Evlenmeye karar veren çift, düğün organizasyonu için salon işletmecisiyle sözleşme imzaladı. Sözleşmede düğünde sahne alacak ses sanatçısı, fotoğraf ve video çekimlerinin yapılması için gerekli tertibat ve kişilerin hazır edilmesi, ses ve ışık sistemi, düğün sırasında servis yapacak görevliler ve benzeri bir çok husus ile ilgili tüm hazırlıklara yer verildi.
Genç çiftin nişanı bozmasıyla; düğün sözleşmedeki tarihe 30 gün kala iptal edildi.
Salon işletmecisi kapora adı altında ödenen parayı ödemeye yanaşmadı. Sözleşme ile ilgili yükümlülüklerini yerine getirdiğini belirten salon işletmecisi, belirlenen tarih ve saatte farklı bir organizasyon işine girmediğini, ancak tarihten sadece 30 gün önce sözleşmenin iptal edildiğini, sözleşmede bakiye kalan bedelin ödenmemesi nedeniyle düğün sahibi hakkında icra takibi başlattı. Düğün sahibi icraya itiraz edince takip durduruldu.
Mağdur olduğunu öne süren salon işletmecisi, itirazın iptali ile takibine devam kararı verilmesini talep etti. Davalı düğün sahibi ise davanın reddini talep etti.
Mahkeme; organizasyonun yapılamaması nedeni ile işletmenin herhangi bir harcaması, gider ve zararının bulunmadığına, davacının varsa uğradığı zararı somut olarak tanık beyanları ile de ispatlayamadığı, herhangi bir bilgi ve belge sunmadığı gerekçesiyle davanın reddine hükmetti.
Adalet Bakanlığı, kararın kanun yararına bozulmasını talep etti.
Dava dosyasını yeniden inceleyen Yargıtay 3. Hukuk Dairesi, emsal nitelikte bir karara imza attı. Sözleşmedeki 'Alınan kaparo iade edilemez. Merasimden vazgeçildiği takdirde aynı tarihli gün ve saat satılmaz ise anlaşmadaki ücret tam alınır.' şeklindeki ibarenin haksız şart olduğu hatırlatıldı.

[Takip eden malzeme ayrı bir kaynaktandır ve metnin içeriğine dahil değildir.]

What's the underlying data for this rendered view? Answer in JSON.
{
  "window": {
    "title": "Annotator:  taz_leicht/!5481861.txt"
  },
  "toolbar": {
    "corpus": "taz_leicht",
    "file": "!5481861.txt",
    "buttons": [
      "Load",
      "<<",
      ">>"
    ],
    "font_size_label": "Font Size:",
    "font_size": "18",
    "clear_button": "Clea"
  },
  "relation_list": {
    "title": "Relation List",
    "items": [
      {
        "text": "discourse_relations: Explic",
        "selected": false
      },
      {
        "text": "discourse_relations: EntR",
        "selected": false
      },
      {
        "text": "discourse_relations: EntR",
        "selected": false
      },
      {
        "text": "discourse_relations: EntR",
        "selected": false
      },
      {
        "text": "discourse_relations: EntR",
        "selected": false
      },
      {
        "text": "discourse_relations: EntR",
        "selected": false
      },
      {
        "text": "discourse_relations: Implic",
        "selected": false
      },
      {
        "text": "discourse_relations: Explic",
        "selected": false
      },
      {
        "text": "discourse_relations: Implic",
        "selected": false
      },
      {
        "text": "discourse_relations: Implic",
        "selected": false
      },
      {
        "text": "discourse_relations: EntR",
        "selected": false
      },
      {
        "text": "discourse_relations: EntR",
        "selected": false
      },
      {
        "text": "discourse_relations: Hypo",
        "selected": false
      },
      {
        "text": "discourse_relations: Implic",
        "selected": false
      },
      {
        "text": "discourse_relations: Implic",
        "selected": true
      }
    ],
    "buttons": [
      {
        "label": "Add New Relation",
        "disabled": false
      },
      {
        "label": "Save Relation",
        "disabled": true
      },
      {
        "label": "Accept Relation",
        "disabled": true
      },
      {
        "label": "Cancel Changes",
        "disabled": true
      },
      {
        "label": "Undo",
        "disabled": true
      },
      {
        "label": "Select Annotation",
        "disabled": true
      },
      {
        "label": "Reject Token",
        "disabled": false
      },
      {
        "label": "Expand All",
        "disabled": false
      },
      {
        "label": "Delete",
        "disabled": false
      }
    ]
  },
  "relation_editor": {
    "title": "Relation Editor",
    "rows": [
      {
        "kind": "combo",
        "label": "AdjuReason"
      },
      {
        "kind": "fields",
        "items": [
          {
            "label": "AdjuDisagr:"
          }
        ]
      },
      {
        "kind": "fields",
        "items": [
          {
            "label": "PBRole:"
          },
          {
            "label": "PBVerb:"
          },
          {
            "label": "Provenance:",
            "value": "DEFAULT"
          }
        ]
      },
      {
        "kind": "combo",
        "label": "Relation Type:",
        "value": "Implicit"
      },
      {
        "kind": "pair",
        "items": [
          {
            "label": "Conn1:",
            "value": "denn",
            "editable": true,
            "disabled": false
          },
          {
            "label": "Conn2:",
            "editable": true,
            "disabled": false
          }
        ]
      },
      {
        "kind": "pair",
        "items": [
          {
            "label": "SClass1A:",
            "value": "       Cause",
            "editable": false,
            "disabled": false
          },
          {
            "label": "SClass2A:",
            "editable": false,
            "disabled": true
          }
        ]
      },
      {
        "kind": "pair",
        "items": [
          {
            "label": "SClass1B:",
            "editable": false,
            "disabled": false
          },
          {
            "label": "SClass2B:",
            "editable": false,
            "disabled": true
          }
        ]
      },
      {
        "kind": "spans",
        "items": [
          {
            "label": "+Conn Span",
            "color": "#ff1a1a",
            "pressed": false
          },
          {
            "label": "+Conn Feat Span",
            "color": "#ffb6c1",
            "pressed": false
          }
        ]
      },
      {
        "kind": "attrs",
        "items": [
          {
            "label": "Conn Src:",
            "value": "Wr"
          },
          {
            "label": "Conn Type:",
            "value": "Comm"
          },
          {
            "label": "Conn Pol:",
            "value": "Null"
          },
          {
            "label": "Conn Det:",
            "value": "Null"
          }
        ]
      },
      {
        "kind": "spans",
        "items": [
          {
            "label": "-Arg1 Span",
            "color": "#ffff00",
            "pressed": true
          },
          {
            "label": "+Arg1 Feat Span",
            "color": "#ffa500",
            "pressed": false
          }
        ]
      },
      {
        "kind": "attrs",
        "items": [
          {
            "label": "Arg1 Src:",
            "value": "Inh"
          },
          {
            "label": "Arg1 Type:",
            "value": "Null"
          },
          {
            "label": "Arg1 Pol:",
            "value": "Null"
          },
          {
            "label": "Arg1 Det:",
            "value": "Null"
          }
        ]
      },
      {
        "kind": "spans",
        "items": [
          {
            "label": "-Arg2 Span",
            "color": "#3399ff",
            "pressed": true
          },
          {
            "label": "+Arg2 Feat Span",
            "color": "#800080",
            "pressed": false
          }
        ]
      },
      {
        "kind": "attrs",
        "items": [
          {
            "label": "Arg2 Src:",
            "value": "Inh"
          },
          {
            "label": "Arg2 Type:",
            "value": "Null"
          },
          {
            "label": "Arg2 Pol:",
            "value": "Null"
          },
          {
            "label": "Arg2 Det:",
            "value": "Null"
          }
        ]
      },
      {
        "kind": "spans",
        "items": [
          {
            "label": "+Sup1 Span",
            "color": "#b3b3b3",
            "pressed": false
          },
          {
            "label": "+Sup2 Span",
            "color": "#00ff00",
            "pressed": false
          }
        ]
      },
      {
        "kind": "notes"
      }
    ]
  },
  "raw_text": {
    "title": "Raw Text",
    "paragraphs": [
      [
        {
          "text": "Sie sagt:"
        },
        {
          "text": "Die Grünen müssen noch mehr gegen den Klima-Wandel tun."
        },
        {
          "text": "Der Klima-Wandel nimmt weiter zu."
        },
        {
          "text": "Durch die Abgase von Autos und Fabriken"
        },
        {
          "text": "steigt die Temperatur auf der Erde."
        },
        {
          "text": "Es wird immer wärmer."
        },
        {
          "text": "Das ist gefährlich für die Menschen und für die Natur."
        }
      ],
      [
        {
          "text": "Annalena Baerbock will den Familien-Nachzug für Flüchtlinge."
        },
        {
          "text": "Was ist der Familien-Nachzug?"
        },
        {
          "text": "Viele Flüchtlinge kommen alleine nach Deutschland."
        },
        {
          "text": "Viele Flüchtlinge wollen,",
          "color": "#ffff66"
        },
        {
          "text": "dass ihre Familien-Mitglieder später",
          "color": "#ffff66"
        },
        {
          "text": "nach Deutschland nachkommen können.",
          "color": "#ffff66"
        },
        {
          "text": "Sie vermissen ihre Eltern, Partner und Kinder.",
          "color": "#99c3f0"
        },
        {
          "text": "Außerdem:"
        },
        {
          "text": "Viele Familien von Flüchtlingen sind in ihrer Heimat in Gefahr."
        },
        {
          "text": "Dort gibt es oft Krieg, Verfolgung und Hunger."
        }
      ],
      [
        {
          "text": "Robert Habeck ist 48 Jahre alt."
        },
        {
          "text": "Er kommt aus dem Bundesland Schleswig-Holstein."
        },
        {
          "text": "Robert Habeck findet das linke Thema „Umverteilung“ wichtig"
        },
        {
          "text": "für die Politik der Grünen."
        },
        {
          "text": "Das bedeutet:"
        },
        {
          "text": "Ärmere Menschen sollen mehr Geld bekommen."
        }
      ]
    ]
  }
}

Kararda şu ifadelere yer verildi:
"Sözleşme sırasında, organizasyon öncesinde işletmenin herhangi bir iptal durumuna karşı almış olduğu 500 TL kaporanın işletmenin iptal edilen geceyi tekrar satamasa dahi sadece düğün salonu yeri kiralama zararı için yeterli olduğu anlaşılmaktadır. Mahkemece söz konusu yerin satılamaması halinde uğranılan menfi zararları da karşılar nitelikte karar verildiği anlaşılmaktadır. O halde mahkemece, bilirkişi raporuna göre karar verildiği anlaşıldığından Adalet Bakanlığı'nın bu yöne ilişen kanun yararına bozma isteği yerinde görülmemiştir."